MTD will affect everyone who pays tax, from Companies to self-employed individuals and landlords. It is a complete digitisation of the tax system and it requires that:
- bookkeeping is done electronically
- on a quarterly basis income and expenses are reported digitally to HMRC
- tax payments are done quarterly to HMRC
Businesses and landlords who join MTD must keep their business records digitally and send tax information to HMRC directly from those records.
HMRC is replacing tax returns with digital tax accounts for millions of businesses and individuals. A digital tax account brings together each taxpayer’s details in one place, just like an online bank account. Taxpayers will be able to view their tax affairs in real time, update their information, register for new services, see at-a-glance how their tax is calculated, and choose payment options.
From 1 April 2019, all VAT-registered businesses with a taxable turnover above the VAT threshold (£85,000) must keep their VAT business records digitally and send their VAT returns using MTD-compatible software.
The deadlines for sending VAT returns and making payments have not changed.
Businesses and landlords who join MTD for Income Tax will need to send quarterly summaries of their income and expenses to HMRC using MTD-compatible software.
The deadline for making Income Tax payments is not changing.
HMRC wants to know that businesses use one of their approved softwares for VAT calculations. The business record keeping part remains unaffected.

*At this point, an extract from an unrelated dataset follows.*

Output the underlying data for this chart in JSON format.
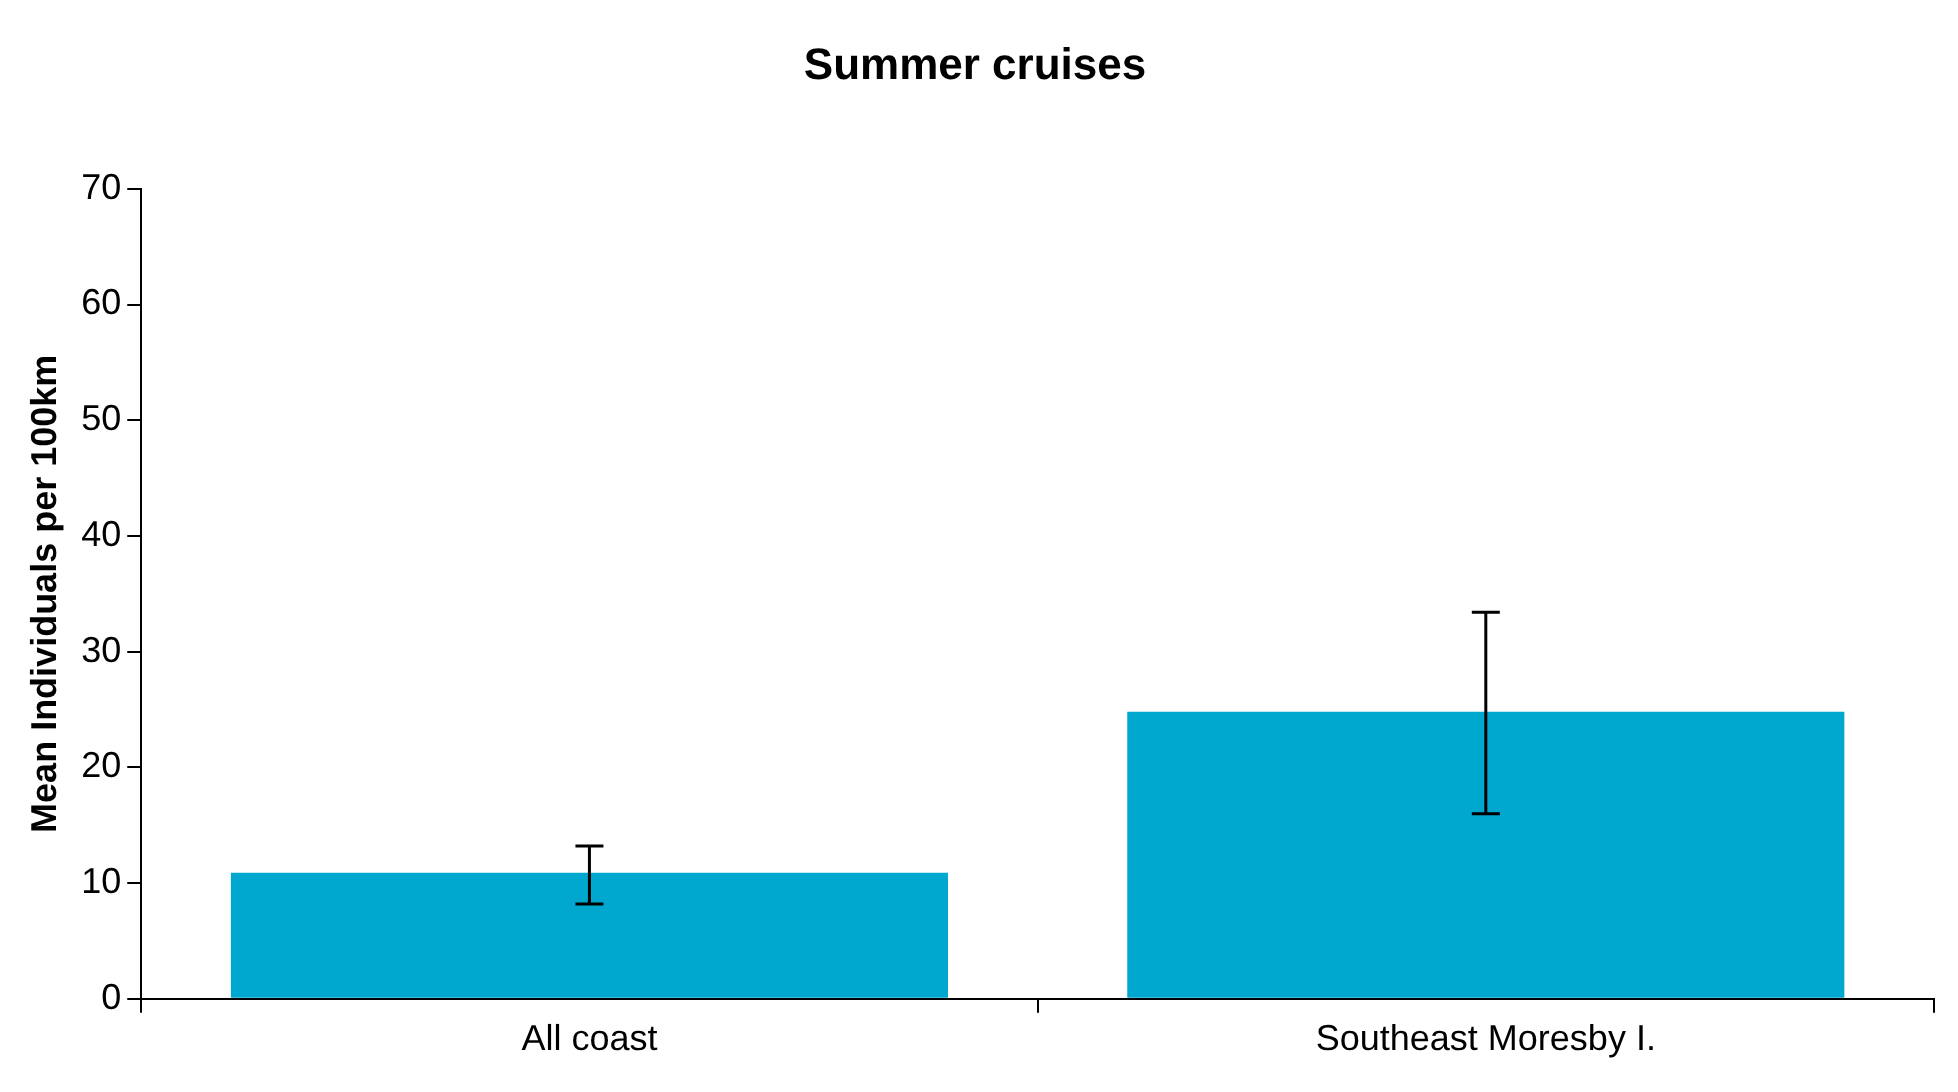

The following link lists all the approved softwares by HMRC:
The amount of information required is still the same, just required to be kept and presented digitally.
It will no longer be legal to simply enter the monthly total of all invoices into the digital software, individual invoice details must be entered into the software. Therefore it will be more efficient to simply issue the invoice directly from your software.
Agents will need to create a new Agent Services Account. Existing agent-client relationships can be copied over. Then sign up clients individually.
Accountants should encourage clients to ensure whatever they use digitally links to their own practice software to be able to access their VAT records—and also able to advise them if they are not keeping the correct VAT records. This is likely to present challenges for the clients as well as the accounting practices.
However over the long term going digital should make managing business finances more straightforward, saving both time and costs. Overall it is anticipated to make the whole tax experience better for both the businesses and HMRC.